OPT SOME and MAYBE SOME are actually different intentions!

; OPT gives you NULL if there's no match, and continues the rules

>> uparse "aaa" [(x: 10) x: opt some "b", some "a"]
== "a"

>> x
; null

; MAYBE gives you VOID if there's no match, and continues the rules

>> uparse "aaa" [(x: 10) x: maybe some "b", some "a"]
== "a"

>> x
== 10

The arguments for separating into two components just keep getting stronger. As I look at the code, I've noticed that it's chronic for people to historically have used Rebol2 ANY when they really meant SOME. Since "zero or more" will always work on situations where you have "one or more", there was no incentive to be clear about the intent...so lazy people would maybe even have favored ANY just because it was one less character.
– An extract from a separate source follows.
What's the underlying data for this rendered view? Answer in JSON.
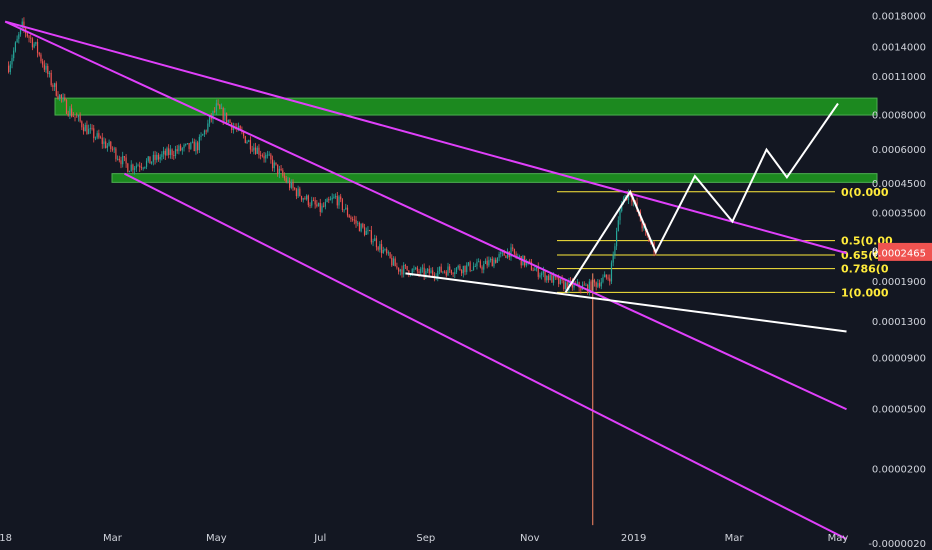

When you make the "zero" part explicit, it means laziness favors writing better code--why type the OPT or MAYBE if you don't actually need it?

This is solidifying pretty clearly IMO. And it's great how UPARSE doesn't have dark corners where you find you have to use a block, or can only use simple rules. I'm finding it satisfying to rewrite things and think it comes off clearer.

uparse "..." [remove [while newline]]
=>
uparse "..." [maybe remove some newline]

So logical. :vulcan_salute: It's really playing to the uniqueness of the medium.

3 Likes

Waitanotherminute.

It occurs to me that there is an arity-1 looping construct... CYCLE. It was chosen to replace FOREVER, since FOREVER loops usually broke (it was a misnomer).

But CYCLE is the same number of characters as WHILE.

>> uparse "aaaccc" [some "a" cycle "b" cycle "c"]
== "c"

It's a bit different semantically because CYCLE in the main language doesn't end until you STOP or BREAK. It's not like an UNTIL where the body result itself can make it stop.

Although PARSE is a bit different in semantics anyway. So stopping the cycle on a failed rule might not be that inconsistent under its rules.

Though...CYCLE could be, the anti-UNTIL

>> n: 1, cycle [print [n], n: n + 1, n < 4]
1
2
3

We could restore FOREVER for the infinite loop (despite its semantic pitfall).

Just some thoughts. I don't know that CYCLE implies "do this as long as it is true", however...more like "do it until I say to stop". It's interesting to remember that we do have another arity-1 looping construct in the mix though.